O clima na redação nem está melancólico, triste. A foto de despedida mostrará semblantes alegres à posteridade. Minha impressão é de que ninguém percebeu o momento histórico, de mudança do Diário de Natal, da sede de tantas batalhas travadas, para a Zona Norte - um prédio suntuoso, moderno, com cara de novidade.
Lá embaixo, as pilhas de jornais do arquivo são levadas em caminhões. Jogam as coleções sem nenhum sentimento. Parecem coveiros enterrando caixões. Se soubessem o valor daquelas peças... Outros adentram suas salas como em dias comuns, indiferentes ao momento.
Soube agora que "Seo" Arino veio ontem se despedir do prédio em que trabalhou 50 anos. Acho que Seu Arino guarda o mesmo sentimento meu. Claro, tenho lá apenas seis anos de vida - uma criança ainda de muitos porques. Mas nasci aqui e ainda me crio por aqui, já com alguma rebeldia adolescente, alguma maturidade adulta e muito o que aprender. Ainda me vislumbro como uma criança.
Vendo os caminhões em idas e vindas levando material, armários, jornais, tenho a sensação de estarem transportando história. Seguem ali a alma da Rádio Poti, o idealismo de Djalma Maranhão, o pioneirismo de Luiz Maria Alves, o sarcasmo saudoso de Machado, vitórias e derrotas de tantos que vestiram a camisa do jornal...

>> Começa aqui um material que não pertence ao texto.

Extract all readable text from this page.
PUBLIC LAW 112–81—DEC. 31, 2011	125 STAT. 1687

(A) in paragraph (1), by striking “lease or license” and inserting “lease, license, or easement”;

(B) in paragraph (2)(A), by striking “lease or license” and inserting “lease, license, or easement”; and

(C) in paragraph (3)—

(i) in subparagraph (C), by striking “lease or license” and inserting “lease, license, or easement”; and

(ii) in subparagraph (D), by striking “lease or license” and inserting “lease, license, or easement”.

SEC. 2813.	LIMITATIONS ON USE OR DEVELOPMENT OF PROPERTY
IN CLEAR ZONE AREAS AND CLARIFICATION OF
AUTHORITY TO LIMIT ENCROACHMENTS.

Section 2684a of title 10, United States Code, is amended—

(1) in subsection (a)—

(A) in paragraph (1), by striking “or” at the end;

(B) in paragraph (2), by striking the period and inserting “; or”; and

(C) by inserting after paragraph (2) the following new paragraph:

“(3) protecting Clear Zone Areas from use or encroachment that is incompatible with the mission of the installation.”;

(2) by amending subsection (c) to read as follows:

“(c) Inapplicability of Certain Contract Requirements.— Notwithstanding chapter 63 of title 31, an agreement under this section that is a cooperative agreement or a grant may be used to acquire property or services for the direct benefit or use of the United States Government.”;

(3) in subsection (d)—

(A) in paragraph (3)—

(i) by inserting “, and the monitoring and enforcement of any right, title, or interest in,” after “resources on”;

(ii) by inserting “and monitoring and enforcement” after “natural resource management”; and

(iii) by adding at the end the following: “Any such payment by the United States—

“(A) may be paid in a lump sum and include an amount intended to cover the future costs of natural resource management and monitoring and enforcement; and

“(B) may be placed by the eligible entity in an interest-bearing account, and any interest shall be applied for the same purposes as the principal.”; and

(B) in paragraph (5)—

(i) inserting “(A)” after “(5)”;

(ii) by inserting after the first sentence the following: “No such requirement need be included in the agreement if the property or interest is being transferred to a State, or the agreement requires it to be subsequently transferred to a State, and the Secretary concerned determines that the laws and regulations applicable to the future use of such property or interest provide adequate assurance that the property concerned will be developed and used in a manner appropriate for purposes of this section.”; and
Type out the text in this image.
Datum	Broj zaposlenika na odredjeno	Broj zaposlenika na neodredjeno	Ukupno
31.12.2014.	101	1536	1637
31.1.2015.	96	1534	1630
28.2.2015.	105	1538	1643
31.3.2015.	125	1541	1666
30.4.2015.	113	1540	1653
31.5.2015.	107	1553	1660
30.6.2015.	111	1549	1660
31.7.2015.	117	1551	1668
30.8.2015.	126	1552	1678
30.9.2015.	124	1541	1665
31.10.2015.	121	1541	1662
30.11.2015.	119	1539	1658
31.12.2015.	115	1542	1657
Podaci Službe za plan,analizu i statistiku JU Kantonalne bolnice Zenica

Domingo estarei lá, no prédio com semblante de progresso. No plantão, estrearei as primeiras matérias elaboradas a partir da nova sede. A galera está animada, mesmo pela distância incômoda. Eu também. Mas o que fica é esse sentimento de nostalgia - aquela saudade dolorosa.
Segue pra lá uma galera nova, competente, cheia de energia e vontade de tocar pra frente a jangadinha do jornal impresso, frente aos saveiros e navios da internet. Mesmo os mais antigos, em novas funções, parecem renovados em suas aspirações. No todo, é um projeto ousado, bem encaixado com a modernidade e proposta do novo espaço.
Mas o progresso que atropela memórias parece antagônico à simplicidade. Vou sentir falta. E desconfio que lá não caberia a cena cotidiana de chegar à redação, acenar com apenas um "digaê Seo Arino", e ele responder, de supetão: "Òpa, tudo na santa paz de Deus!". Era o começo do meu dia...
*Para Raquel, no Dia da República (aniversário).*
Raquel Olegário hoje o feriado tem outra razão,
é o teu dia, a tua essência celebrada com emoção.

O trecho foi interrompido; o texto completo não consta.